No hubo ningún «pero». Ella le sorprendió con su franqueza.
– Mi hijo quiere que Daisy se comprometa con él.
– ¿De veras?
– A la señora Copeland no le gustaba la idea. Supongo que debería llamarla Davina Flory o señorita Flory o algo así, pero los viejos hábitos son difíciles de erradicar. Lo siento, supongo que estoy chapada a la antigua, pero para mí, una mujer casada siempre será «señora» y llevará apellido de su esposo. -Esperó a que Wexford dijera algo y cuando vio que no lo hacía, prosiguió-. No, no le gustaba la idea. Claro que no me refiero a que tuviera nada contra Nicholas. Sólo era una idea tonta, lo siento, pero me parecía tonta, de que Daisy tenía que vivir su vida antes de asentarse. Yo podía haberle dicho que cuando ella tenía la edad de Daisy las chicas se casaban lo más jóvenes que podían.
– ¿Lo hizo?
– ¿Si hice qué?
– Ha dicho que podía haberle dicho esto a ella. ¿Se lo dijo de verdad?

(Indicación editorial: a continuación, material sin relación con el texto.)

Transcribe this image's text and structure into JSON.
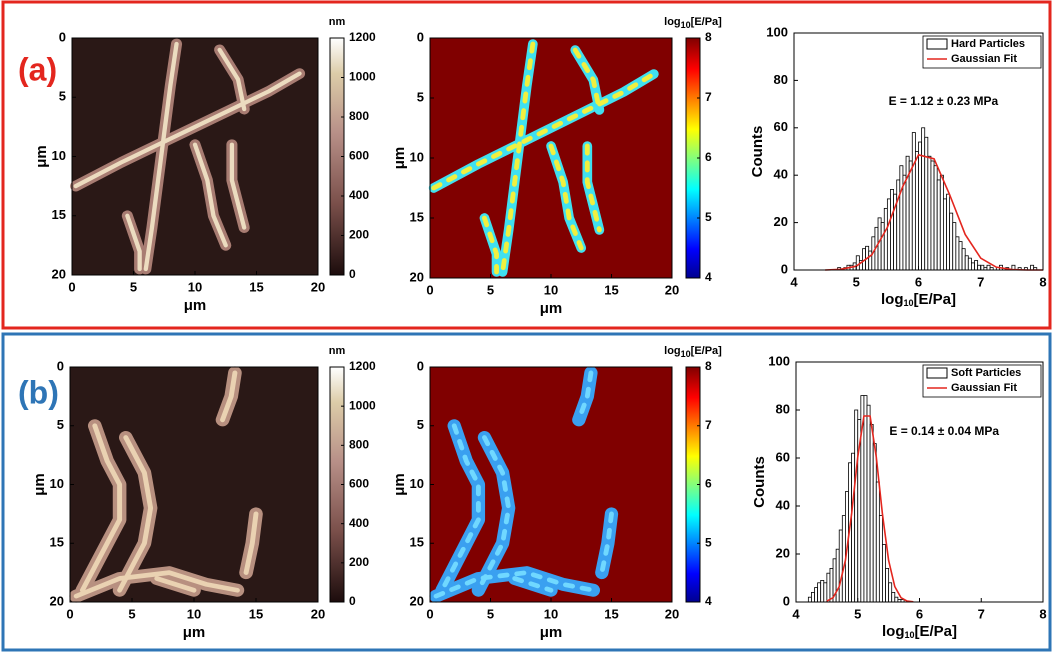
{
  "panel_labels": [
    "(a)",
    "(b)"
  ],
  "chart_data": [
    {
      "type": "image",
      "xlim": [
        0,
        20
      ],
      "ylim": [
        0,
        20
      ],
      "yreverse": true,
      "xticks": [
        0,
        5,
        10,
        15,
        20
      ],
      "yticks": [
        0,
        5,
        10,
        15,
        20
      ],
      "xlabel": "μm",
      "ylabel": "μm",
      "colorbar": {
        "label": "nm",
        "colormap": "pink",
        "clim": [
          0,
          1200
        ],
        "ticks": [
          0,
          200,
          400,
          600,
          800,
          1000,
          1200
        ]
      }
    },
    {
      "type": "image",
      "xlim": [
        0,
        20
      ],
      "ylim": [
        0,
        20
      ],
      "yreverse": true,
      "xticks": [
        0,
        5,
        10,
        15,
        20
      ],
      "yticks": [
        0,
        5,
        10,
        15,
        20
      ],
      "xlabel": "μm",
      "ylabel": "μm",
      "colorbar": {
        "label": [
          "log",
          "10",
          "[E/Pa]"
        ],
        "colormap": "jet",
        "clim": [
          4,
          8
        ],
        "ticks": [
          4,
          5,
          6,
          7,
          8
        ]
      }
    },
    {
      "type": "histogram",
      "xlabel": [
        "log",
        "10",
        "[E/Pa]"
      ],
      "ylabel": "Counts",
      "annotation": "E = 1.12 ± 0.23 MPa",
      "legend": "upper right",
      "xlim": [
        4,
        8
      ],
      "ylim": [
        0,
        100
      ],
      "xticks": [
        4,
        5,
        6,
        7,
        8
      ],
      "yticks": [
        0,
        20,
        40,
        60,
        80,
        100
      ],
      "bins": [
        4.7,
        4.75,
        4.8,
        4.85,
        4.9,
        4.95,
        5,
        5.05,
        5.1,
        5.15,
        5.2,
        5.25,
        5.3,
        5.35,
        5.4,
        5.45,
        5.5,
        5.55,
        5.6,
        5.65,
        5.7,
        5.75,
        5.8,
        5.85,
        5.9,
        5.95,
        6,
        6.05,
        6.1,
        6.15,
        6.2,
        6.25,
        6.3,
        6.35,
        6.4,
        6.45,
        6.5,
        6.55,
        6.6,
        6.65,
        6.7,
        6.75,
        6.8,
        6.85,
        6.9,
        6.95,
        7,
        7.05,
        7.1,
        7.15,
        7.2,
        7.25,
        7.3,
        7.35,
        7.4,
        7.45,
        7.5,
        7.55,
        7.6,
        7.65,
        7.7,
        7.75,
        7.8,
        7.85,
        7.9
      ],
      "series": [
        {
          "name": "Hard Particles",
          "color": "#000000",
          "values": [
            1,
            0,
            1,
            2,
            2,
            3,
            6,
            4,
            9,
            10,
            8,
            14,
            18,
            22,
            20,
            26,
            30,
            34,
            32,
            38,
            44,
            40,
            48,
            46,
            58,
            50,
            54,
            60,
            56,
            48,
            46,
            44,
            38,
            40,
            30,
            32,
            24,
            20,
            14,
            12,
            9,
            6,
            5,
            3,
            4,
            2,
            2,
            1,
            2,
            1,
            0,
            1,
            2,
            0,
            1,
            0,
            2,
            0,
            1,
            0,
            1,
            0,
            2,
            1
          ]
        },
        {
          "name": "Gaussian Fit",
          "color": "#e3261e",
          "x": [
            4.5,
            4.75,
            5,
            5.25,
            5.5,
            5.75,
            6,
            6.25,
            6.5,
            6.75,
            7,
            7.25,
            7.5,
            7.75,
            8
          ],
          "values": [
            0,
            0.3,
            1.6,
            6.4,
            18,
            35.4,
            48.6,
            46.9,
            31.8,
            15,
            5,
            1.2,
            0.2,
            0,
            0
          ]
        }
      ]
    },
    {
      "type": "image",
      "xlim": [
        0,
        20
      ],
      "ylim": [
        0,
        20
      ],
      "yreverse": true,
      "xticks": [
        0,
        5,
        10,
        15,
        20
      ],
      "yticks": [
        0,
        5,
        10,
        15,
        20
      ],
      "xlabel": "μm",
      "ylabel": "μm",
      "colorbar": {
        "label": "nm",
        "colormap": "pink",
        "clim": [
          0,
          1200
        ],
        "ticks": [
          0,
          200,
          400,
          600,
          800,
          1000,
          1200
        ]
      }
    },
    {
      "type": "image",
      "xlim": [
        0,
        20
      ],
      "ylim": [
        0,
        20
      ],
      "yreverse": true,
      "xticks": [
        0,
        5,
        10,
        15,
        20
      ],
      "yticks": [
        0,
        5,
        10,
        15,
        20
      ],
      "xlabel": "μm",
      "ylabel": "μm",
      "colorbar": {
        "label": [
          "log",
          "10",
          "[E/Pa]"
        ],
        "colormap": "jet",
        "clim": [
          4,
          8
        ],
        "ticks": [
          4,
          5,
          6,
          7,
          8
        ]
      }
    },
    {
      "type": "histogram",
      "xlabel": [
        "log",
        "10",
        "[E/Pa]"
      ],
      "ylabel": "Counts",
      "annotation": "E = 0.14 ± 0.04 MPa",
      "legend": "upper right",
      "xlim": [
        4,
        8
      ],
      "ylim": [
        0,
        100
      ],
      "xticks": [
        4,
        5,
        6,
        7,
        8
      ],
      "yticks": [
        0,
        20,
        40,
        60,
        80,
        100
      ],
      "bins": [
        4.2,
        4.25,
        4.3,
        4.35,
        4.4,
        4.45,
        4.5,
        4.55,
        4.6,
        4.65,
        4.7,
        4.75,
        4.8,
        4.85,
        4.9,
        4.95,
        5,
        5.05,
        5.1,
        5.15,
        5.2,
        5.25,
        5.3,
        5.35,
        5.4,
        5.45,
        5.5,
        5.55,
        5.6,
        5.65,
        5.7,
        5.75,
        5.8
      ],
      "series": [
        {
          "name": "Soft Particles",
          "color": "#000000",
          "values": [
            2,
            4,
            6,
            8,
            9,
            8,
            12,
            14,
            18,
            22,
            30,
            36,
            46,
            58,
            62,
            80,
            76,
            86,
            86,
            82,
            74,
            66,
            50,
            36,
            24,
            14,
            8,
            4,
            2,
            1,
            1,
            0
          ]
        },
        {
          "name": "Gaussian Fit",
          "color": "#e3261e",
          "x": [
            4.5,
            4.6,
            4.7,
            4.8,
            4.9,
            5,
            5.1,
            5.2,
            5.3,
            5.4,
            5.5,
            5.6,
            5.7,
            5.8,
            5.9
          ],
          "values": [
            0.4,
            1.8,
            6.4,
            17.3,
            36.6,
            60.4,
            77.5,
            77.5,
            60.4,
            36.6,
            17.3,
            6.4,
            1.8,
            0.4,
            0.1
          ]
        }
      ]
    }
  ]
}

Una arruga de cautela atravesó la cara de la señora Virson. Pasó. Ella sonrió.
– No era asunto mío interferir.
– ¿Qué pensaba la madre de Daisy?
– Oh, en realidad, lo que Naomi pensara no habría importado. Naomi no tenía opiniones. Verá, la señora Copeland era mucho más como una madre que como una abuela para Daisy. Ella tomaba todas las decisiones. Quiero decir, a qué colegio iba y todo eso. Ah, ella tenía grandes ideas para Daisy, o Davina, como ella insistía en llamarla, para gran confusión. Tenía todo su futuro trazado: primero la universidad, Oxford, naturalmente, y después la pobre pequeña Daisy tenía que viajar un año. No a algún sitio al que una chica joven querría ir, quiero decir no las Bermudas o el sur de Francia o algún sitio bonito, sino lugares de Europa con galerías de arte e historia, Roma y Florencia y sitios así. Y después tenía que hacer algo en otra universidad, otro título o como lo llamen. Lo siento, pero no veo el objetivo de toda esta educación para una chica joven y guapa. La idea de la señora Copeland era que se enterrara en alguna universidad, quería que fuera… ¿cómo se llama?
– ¿Académica?
– Sí, eso es. La pobrecita Daisy tenía que haber llegado a ello para cuando tuviera veinticinco años y entonces se esperaba que escribiera su primer libro. Lo siento, pero me parece ridículo.
– ¿Y Daisy? ¿Qué le parecía a ella?
– ¿Qué sabe una chica de esa edad? No sabe nada de la vida, ¿no? Ah, si no paran de hablarte de Oxford y te lo pintan como un lugar espléndido y después te dicen lo maravillosa que es Italia y ver este cuadro y esa estatua, y cuánto se pueden apreciar las cosas si se ha sido educada de esta manera… bueno, naturalmente, esto produce algún efecto. A esa edad se es impresionable, no se es más que una niña.
– Casarse -dijo Wexford- pondría fin a todo eso.
– La señora Copeland se casó tres veces, pero no creo que fuera muy aficionada al matrimonio, a pesar de ello. -Se inclinó hacia él en actitud confidencial, bajando la voz y mirando brevemente por encima del hombro como si hubiera alguien en el otro extremo de la habitación-. Esto no lo sé, quiero decir que no lo sé realmente, es pura conjetura, pero creo que está bastante bien fundado… Estoy segura de que la señora Copeland no se habría inmutado si Nicholas y Daisy hubieran querido vivir juntos sin casarse. Estaba obsesionada con el sexo. ¡A su edad! Probablemente se habría alegrado de que hubiera tenido alguna relación, quería que Daisy tuviera experiencia.
– ¿Qué clase de experiencia? -preguntó él, curioso.
– Oh, no me interprete mal, señor Wexford. Quiero decir, ella solía decir que quería que la chica viviera. Ella realmente había vivido, solía decir, y supongo que así era, con todos sus esposos y tantos viajes. Pero el matrimonio, no, no le gustaba esa idea.